Nx archives should only use '/' as the path delimiter.
The number of items in the pool is equivalent to the number of files in the Table of Contents
If an archive has 1000 items, the pool has 1000 strings. The StringPool parser may only parse
up to FileCount items. Files may choose not to use file names, in which case
they would use a 0 length name. (Only \0
null terminator)
Note
It is possible to make ZSTD dictionaries for individual game directories that would further improve StringPool compression ratios.
This might be added in the future but is currently not planned until additional testing and a backwards compatibility plan for decompressors missing the relevant dictionaries is decided.

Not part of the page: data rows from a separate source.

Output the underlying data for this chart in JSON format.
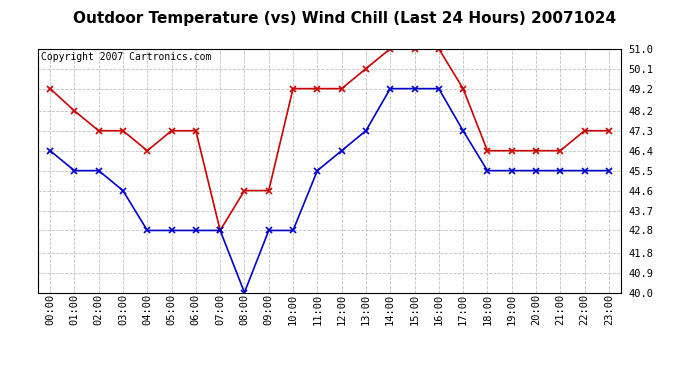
{
  "title": "Outdoor Temperature (vs) Wind Chill (Last 24 Hours) 20071024",
  "copyright_text": "Copyright 2007 Cartronics.com",
  "hours": [
    0,
    1,
    2,
    3,
    4,
    5,
    6,
    7,
    8,
    9,
    10,
    11,
    12,
    13,
    14,
    15,
    16,
    17,
    18,
    19,
    20,
    21,
    22,
    23
  ],
  "temp_red": [
    49.2,
    48.2,
    47.3,
    47.3,
    46.4,
    47.3,
    47.3,
    42.8,
    44.6,
    44.6,
    49.2,
    49.2,
    49.2,
    50.1,
    51.0,
    51.0,
    51.0,
    49.2,
    46.4,
    46.4,
    46.4,
    46.4,
    47.3,
    47.3
  ],
  "temp_blue": [
    46.4,
    45.5,
    45.5,
    44.6,
    42.8,
    42.8,
    42.8,
    42.8,
    40.0,
    42.8,
    42.8,
    45.5,
    46.4,
    47.3,
    49.2,
    49.2,
    49.2,
    47.3,
    45.5,
    45.5,
    45.5,
    45.5,
    45.5,
    45.5
  ],
  "red_color": "#cc0000",
  "blue_color": "#0000cc",
  "ylim_min": 40.0,
  "ylim_max": 51.0,
  "yticks": [
    40.0,
    40.9,
    41.8,
    42.8,
    43.7,
    44.6,
    45.5,
    46.4,
    47.3,
    48.2,
    49.2,
    50.1,
    51.0
  ],
  "background_color": "#ffffff",
  "plot_bg_color": "#ffffff",
  "grid_color": "#c0c0c0",
  "title_fontsize": 11,
  "copyright_fontsize": 7,
  "tick_label_fontsize": 7.5
}
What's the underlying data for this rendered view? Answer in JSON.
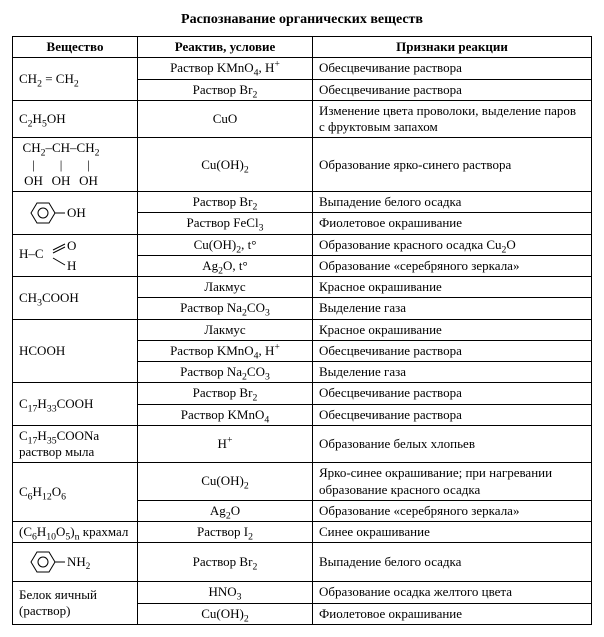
{
  "title": "Распознавание органических веществ",
  "headers": {
    "c1": "Вещество",
    "c2": "Реактив, условие",
    "c3": "Признаки реакции"
  },
  "rows": [
    {
      "sub": "CH₂ = CH₂",
      "span": 2,
      "cells": [
        {
          "reag": "Раствор KMnO₄, H⁺",
          "sign": "Обесцвечивание раствора"
        },
        {
          "reag": "Раствор Br₂",
          "sign": "Обесцвечивание раствора"
        }
      ]
    },
    {
      "sub": "C₂H₅OH",
      "span": 1,
      "cells": [
        {
          "reag": "CuO",
          "sign": "Изменение цвета проволоки, выделение паров с фруктовым запахом"
        }
      ]
    },
    {
      "sub": "glycerol",
      "span": 1,
      "cells": [
        {
          "reag": "Cu(OH)₂",
          "sign": "Образование ярко-синего раствора"
        }
      ]
    },
    {
      "sub": "phenol",
      "span": 2,
      "cells": [
        {
          "reag": "Раствор Br₂",
          "sign": "Выпадение белого осадка"
        },
        {
          "reag": "Раствор FeCl₃",
          "sign": "Фиолетовое окрашивание"
        }
      ]
    },
    {
      "sub": "formaldehyde",
      "span": 2,
      "cells": [
        {
          "reag": "Cu(OH)₂, t°",
          "sign": "Образование красного осадка Cu₂O"
        },
        {
          "reag": "Ag₂O, t°",
          "sign": "Образование «серебряного зеркала»"
        }
      ]
    },
    {
      "sub": "CH₃COOH",
      "span": 2,
      "cells": [
        {
          "reag": "Лакмус",
          "sign": "Красное окрашивание"
        },
        {
          "reag": "Раствор Na₂CO₃",
          "sign": "Выделение газа"
        }
      ]
    },
    {
      "sub": "HCOOH",
      "span": 3,
      "cells": [
        {
          "reag": "Лакмус",
          "sign": "Красное окрашивание"
        },
        {
          "reag": "Раствор KMnO₄, H⁺",
          "sign": "Обесцвечивание раствора"
        },
        {
          "reag": "Раствор Na₂CO₃",
          "sign": "Выделение газа"
        }
      ]
    },
    {
      "sub": "C₁₇H₃₃COOH",
      "span": 2,
      "cells": [
        {
          "reag": "Раствор Br₂",
          "sign": "Обесцвечивание раствора"
        },
        {
          "reag": "Раствор KMnO₄",
          "sign": "Обесцвечивание раствора"
        }
      ]
    },
    {
      "sub": "C₁₇H₃₅COONa раствор мыла",
      "span": 1,
      "cells": [
        {
          "reag": "H⁺",
          "sign": "Образование белых хлопьев"
        }
      ]
    },
    {
      "sub": "C₆H₁₂O₆",
      "span": 2,
      "cells": [
        {
          "reag": "Cu(OH)₂",
          "sign": "Ярко-синее окрашивание; при нагревании образование красного осадка"
        },
        {
          "reag": "Ag₂O",
          "sign": "Образование «серебряного зеркала»"
        }
      ]
    },
    {
      "sub": "(C₆H₁₀O₅)ₙ крахмал",
      "span": 1,
      "cells": [
        {
          "reag": "Раствор I₂",
          "sign": "Синее окрашивание"
        }
      ]
    },
    {
      "sub": "aniline",
      "span": 1,
      "cells": [
        {
          "reag": "Раствор Br₂",
          "sign": "Выпадение белого осадка"
        }
      ]
    },
    {
      "sub": "Белок яичный (раствор)",
      "span": 2,
      "cells": [
        {
          "reag": "HNO₃",
          "sign": "Образование осадка желтого цвета"
        },
        {
          "reag": "Cu(OH)₂",
          "sign": "Фиолетовое окрашивание"
        }
      ]
    }
  ],
  "formulas": {
    "glycerol": "<span style=\"display:inline-block;text-align:center;\">CH<sub>2</sub>&ndash;CH&ndash;CH<sub>2</sub><br><span style='display:inline-block;width:29px;text-align:center'>|</span><span style='display:inline-block;width:26px;text-align:center'>|</span><span style='display:inline-block;width:29px;text-align:center'>|</span><br><span style='display:inline-block;width:29px;text-align:center'>OH</span><span style='display:inline-block;width:26px;text-align:center'>OH</span><span style='display:inline-block;width:29px;text-align:center'>OH</span></span>",
    "phenol": "<svg class='formula-svg' width='70' height='32'><polygon points='12,16 18,6 30,6 36,16 30,26 18,26' fill='none' stroke='#000'/><circle cx='24' cy='16' r='5' fill='none' stroke='#000'/><line x1='36' y1='16' x2='46' y2='16' stroke='#000'/><text x='48' y='20' font-size='13' font-family='Times New Roman'>OH</text></svg>",
    "formaldehyde": "<svg class='formula-svg' width='80' height='34'><text x='0' y='20' font-size='13' font-family='Times New Roman'>H&#8211;C</text><line x1='34' y1='12' x2='46' y2='6' stroke='#000'/><line x1='34' y1='15' x2='46' y2='9' stroke='#000'/><text x='48' y='12' font-size='13' font-family='Times New Roman'>O</text><line x1='34' y1='20' x2='46' y2='27' stroke='#000'/><text x='48' y='32' font-size='13' font-family='Times New Roman'>H</text></svg>",
    "aniline": "<svg class='formula-svg' width='80' height='34'><polygon points='12,17 18,7 30,7 36,17 30,27 18,27' fill='none' stroke='#000'/><circle cx='24' cy='17' r='5' fill='none' stroke='#000'/><line x1='36' y1='17' x2='46' y2='17' stroke='#000'/><text x='48' y='21' font-size='13' font-family='Times New Roman'>NH<tspan baseline-shift='-3' font-size='9'>2</tspan></text></svg>"
  }
}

Performance Considerations
The header + TOC design aim to fit under 4096 bytes when possible. Based on a small 132 Mod, 7 Game Dataset, it is expected that >=90% of mods out there will fit. This is to take advantage of read granularity; more specifically:
- Page File Granularity
For our use case where we memory map the file. Memory maps are always aligned to the page size, this is 4KiB on Windows and Linux (by default). Therefore, a 5 KiB file will allocate 8 KiB and thus 3 KiB are wasted.
- Unbuffered Disk Read
If you have storage manufactured in the last 10 years, you probably have a physical sector size of 4096 bytes.
fsutil fsinfo ntfsinfo c:
# Bytes Per Physical Sector: 4096
a.k.a. 'Advanced Format'. This is very convenient (especially since it matches page granularity); as when we open a mapped file (or even just read unbuffered), we can read the exact amount of bytes to get header.
Version Optimization Note
The version formats are optimized around the read speeds of a 980 Pro NVMe SSD as reference
- 4K: 52us
- 8K: 80us
- 16K: 95us
- 32K: 85us
- 64K: 89us
- 128K: 100us
- 256K: 140us
- 512K: 218us
There are 2 size 'thresholds':
- Up to 4K
- Up to 128K
In practice, the 128K size can handle around 5000 files when using a 20-byte FileEntry.

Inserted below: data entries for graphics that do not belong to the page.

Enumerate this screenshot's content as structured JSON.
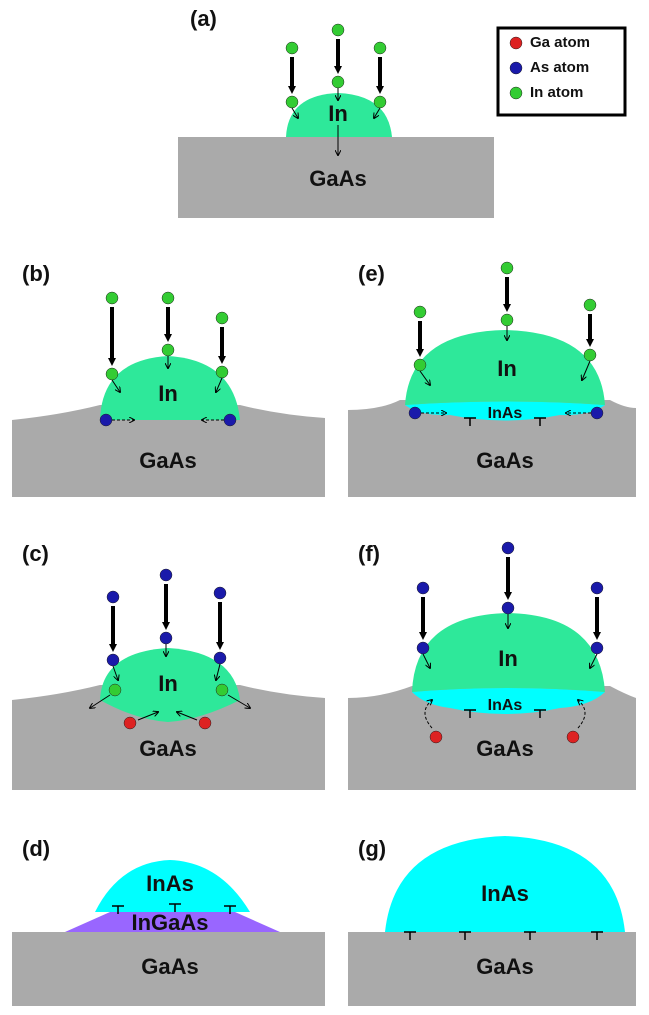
{
  "legend": [
    {
      "label": "Ga atom"
    },
    {
      "label": "As atom"
    },
    {
      "label": "In atom"
    }
  ],
  "panels": [
    {
      "label": "(a)",
      "substrate": "GaAs",
      "droplet": "In"
    },
    {
      "label": "(b)",
      "substrate": "GaAs",
      "droplet": "In"
    },
    {
      "label": "(e)",
      "substrate": "GaAs",
      "droplet": "In",
      "layer": "InAs"
    },
    {
      "label": "(c)",
      "substrate": "GaAs",
      "droplet": "In"
    },
    {
      "label": "(f)",
      "substrate": "GaAs",
      "droplet": "In",
      "layer": "InAs"
    },
    {
      "label": "(d)",
      "substrate": "GaAs",
      "droplet": "InAs",
      "layer": "InGaAs"
    },
    {
      "label": "(g)",
      "substrate": "GaAs",
      "droplet": "InAs"
    }
  ]
}
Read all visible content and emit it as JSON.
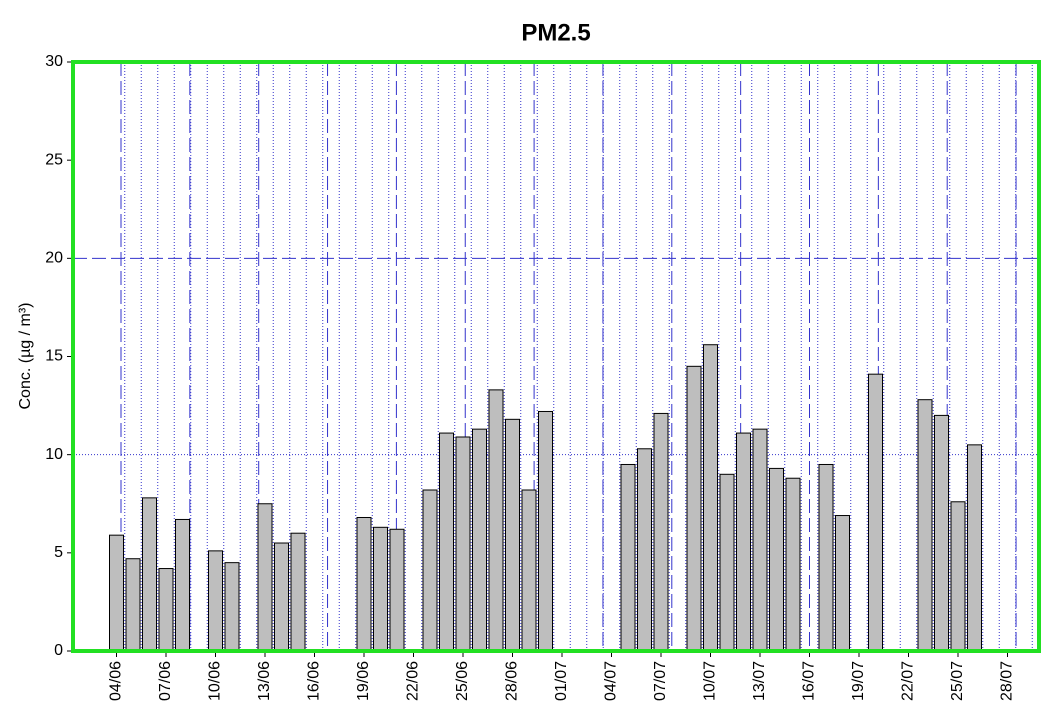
{
  "chart_data": {
    "type": "bar",
    "title": "PM2.5",
    "y_label": "Conc. (µg / m³)",
    "categories": [
      "04/06",
      null,
      null,
      "07/06",
      null,
      null,
      "10/06",
      null,
      null,
      "13/06",
      null,
      null,
      "16/06",
      null,
      null,
      "19/06",
      null,
      null,
      "22/06",
      null,
      null,
      "25/06",
      null,
      null,
      "28/06",
      null,
      null,
      "01/07",
      null,
      null,
      "04/07",
      null,
      null,
      "07/07",
      null,
      null,
      "10/07",
      null,
      null,
      "13/07",
      null,
      null,
      "16/07",
      null,
      null,
      "19/07",
      null,
      null,
      "22/07",
      null,
      null,
      "25/07",
      null,
      null,
      "28/07",
      null
    ],
    "values": [
      5.9,
      4.7,
      7.8,
      4.2,
      6.7,
      null,
      5.1,
      4.5,
      null,
      7.5,
      5.5,
      6.0,
      null,
      null,
      null,
      6.8,
      6.3,
      6.2,
      null,
      8.2,
      11.1,
      10.9,
      11.3,
      13.3,
      11.8,
      8.2,
      12.2,
      null,
      null,
      null,
      null,
      9.5,
      10.3,
      12.1,
      null,
      14.5,
      15.6,
      9.0,
      11.1,
      11.3,
      9.3,
      8.8,
      null,
      9.5,
      6.9,
      null,
      14.1,
      null,
      null,
      12.8,
      12.0,
      7.6,
      10.5,
      null,
      null,
      null
    ],
    "color": "#bebebe",
    "frame_color": "#22e022",
    "grid_color": "#3333cc",
    "ylim": [
      0,
      30
    ],
    "yticks": [
      0,
      5,
      10,
      15,
      20,
      25,
      30
    ],
    "grid": true
  }
}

This is considered to be the 'upper limit' in terms of file counts for mod packages; therefore we do not have many variants beyond 20 bytes/entry. i.e. Beyond this limit, we don't aggressively optimize.

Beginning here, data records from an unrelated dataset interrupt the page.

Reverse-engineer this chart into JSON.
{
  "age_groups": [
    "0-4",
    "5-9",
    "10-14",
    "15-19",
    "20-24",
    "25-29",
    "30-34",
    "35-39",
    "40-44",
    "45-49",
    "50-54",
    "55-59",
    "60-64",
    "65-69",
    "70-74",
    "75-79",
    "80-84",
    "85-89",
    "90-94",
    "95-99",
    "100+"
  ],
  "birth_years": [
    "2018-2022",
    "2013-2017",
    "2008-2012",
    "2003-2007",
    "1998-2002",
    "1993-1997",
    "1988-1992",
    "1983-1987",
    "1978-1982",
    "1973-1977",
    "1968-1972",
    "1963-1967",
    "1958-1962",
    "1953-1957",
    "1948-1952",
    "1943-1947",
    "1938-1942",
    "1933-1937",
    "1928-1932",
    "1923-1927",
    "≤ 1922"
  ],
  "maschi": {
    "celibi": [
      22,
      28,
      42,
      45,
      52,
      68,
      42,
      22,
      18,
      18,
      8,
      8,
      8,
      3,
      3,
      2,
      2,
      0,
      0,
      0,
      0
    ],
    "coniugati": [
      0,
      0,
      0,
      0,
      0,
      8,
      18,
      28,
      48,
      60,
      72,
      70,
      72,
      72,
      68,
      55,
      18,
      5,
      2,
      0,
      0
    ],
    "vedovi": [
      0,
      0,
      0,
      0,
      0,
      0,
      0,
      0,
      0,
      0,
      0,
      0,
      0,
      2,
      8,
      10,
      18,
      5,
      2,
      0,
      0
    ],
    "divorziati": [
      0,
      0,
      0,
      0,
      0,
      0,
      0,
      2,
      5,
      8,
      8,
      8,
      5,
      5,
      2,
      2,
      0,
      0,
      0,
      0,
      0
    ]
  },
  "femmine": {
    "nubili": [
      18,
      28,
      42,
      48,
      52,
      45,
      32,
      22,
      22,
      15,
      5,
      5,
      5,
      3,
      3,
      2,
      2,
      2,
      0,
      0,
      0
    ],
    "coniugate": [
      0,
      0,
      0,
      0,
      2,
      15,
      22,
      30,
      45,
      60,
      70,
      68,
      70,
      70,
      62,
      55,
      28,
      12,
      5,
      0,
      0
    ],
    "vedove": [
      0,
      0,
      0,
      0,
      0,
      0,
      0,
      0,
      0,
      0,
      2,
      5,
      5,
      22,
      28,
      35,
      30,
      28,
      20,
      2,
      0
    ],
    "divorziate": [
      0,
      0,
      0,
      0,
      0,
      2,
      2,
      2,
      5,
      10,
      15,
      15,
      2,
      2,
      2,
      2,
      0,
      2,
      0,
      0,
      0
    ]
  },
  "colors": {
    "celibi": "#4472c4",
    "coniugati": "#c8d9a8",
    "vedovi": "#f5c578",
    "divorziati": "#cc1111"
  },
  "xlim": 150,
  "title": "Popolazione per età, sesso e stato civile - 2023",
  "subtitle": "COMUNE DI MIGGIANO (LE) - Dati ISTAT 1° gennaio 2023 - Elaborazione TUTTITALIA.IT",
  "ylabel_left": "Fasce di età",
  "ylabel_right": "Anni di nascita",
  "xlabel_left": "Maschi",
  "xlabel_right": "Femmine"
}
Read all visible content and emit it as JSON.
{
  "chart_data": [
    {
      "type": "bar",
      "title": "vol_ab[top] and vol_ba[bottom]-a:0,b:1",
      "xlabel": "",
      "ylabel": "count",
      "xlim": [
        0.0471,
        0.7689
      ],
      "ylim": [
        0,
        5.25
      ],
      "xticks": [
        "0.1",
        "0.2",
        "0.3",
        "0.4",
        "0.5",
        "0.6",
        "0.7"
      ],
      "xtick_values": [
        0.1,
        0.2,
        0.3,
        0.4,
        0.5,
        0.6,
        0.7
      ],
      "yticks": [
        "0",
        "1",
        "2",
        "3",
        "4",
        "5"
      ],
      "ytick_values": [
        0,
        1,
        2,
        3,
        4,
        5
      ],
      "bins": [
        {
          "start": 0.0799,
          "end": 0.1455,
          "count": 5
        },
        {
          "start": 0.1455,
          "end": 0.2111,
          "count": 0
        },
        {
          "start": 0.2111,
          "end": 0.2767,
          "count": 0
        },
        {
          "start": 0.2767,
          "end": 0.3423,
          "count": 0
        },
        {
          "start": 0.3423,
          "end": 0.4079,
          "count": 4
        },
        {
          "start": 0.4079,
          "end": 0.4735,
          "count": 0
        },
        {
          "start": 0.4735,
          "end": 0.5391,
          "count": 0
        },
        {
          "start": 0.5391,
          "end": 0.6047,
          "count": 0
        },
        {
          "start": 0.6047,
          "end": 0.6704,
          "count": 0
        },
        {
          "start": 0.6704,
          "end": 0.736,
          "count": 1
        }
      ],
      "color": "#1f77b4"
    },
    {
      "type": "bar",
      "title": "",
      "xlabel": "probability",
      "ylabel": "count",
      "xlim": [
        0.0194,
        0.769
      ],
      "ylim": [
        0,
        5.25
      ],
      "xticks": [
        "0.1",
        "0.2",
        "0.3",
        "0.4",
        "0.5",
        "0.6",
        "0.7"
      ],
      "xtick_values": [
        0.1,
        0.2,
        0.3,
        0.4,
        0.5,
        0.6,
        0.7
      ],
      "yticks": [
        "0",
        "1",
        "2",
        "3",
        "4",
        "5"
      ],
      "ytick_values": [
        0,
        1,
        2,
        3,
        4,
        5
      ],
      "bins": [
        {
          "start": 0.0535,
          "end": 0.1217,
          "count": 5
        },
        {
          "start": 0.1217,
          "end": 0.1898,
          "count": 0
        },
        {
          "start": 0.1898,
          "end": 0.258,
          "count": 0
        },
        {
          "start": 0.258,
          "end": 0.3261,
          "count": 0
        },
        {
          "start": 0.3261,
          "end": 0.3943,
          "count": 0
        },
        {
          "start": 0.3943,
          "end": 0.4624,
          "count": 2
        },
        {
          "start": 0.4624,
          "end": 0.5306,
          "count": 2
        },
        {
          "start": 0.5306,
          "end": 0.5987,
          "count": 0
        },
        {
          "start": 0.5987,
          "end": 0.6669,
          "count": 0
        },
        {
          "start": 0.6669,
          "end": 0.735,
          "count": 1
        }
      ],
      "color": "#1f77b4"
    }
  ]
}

Selecting CompressedPoolSize in Version/Variants
The CompressedPoolSize field size is proportional to the FileCount
Consider the following:
- Game file names have a length of 16 bytes.
- 12 bytes if we exclude the extension.
- File paths are usually 5 bytes after compression.
To compensate for games with highly varying file names, we'll assume that the average file path (after compression) is 8 bytes.
As a direct result, the CompressedPoolSize field should use 3 more bits than the FileCount field.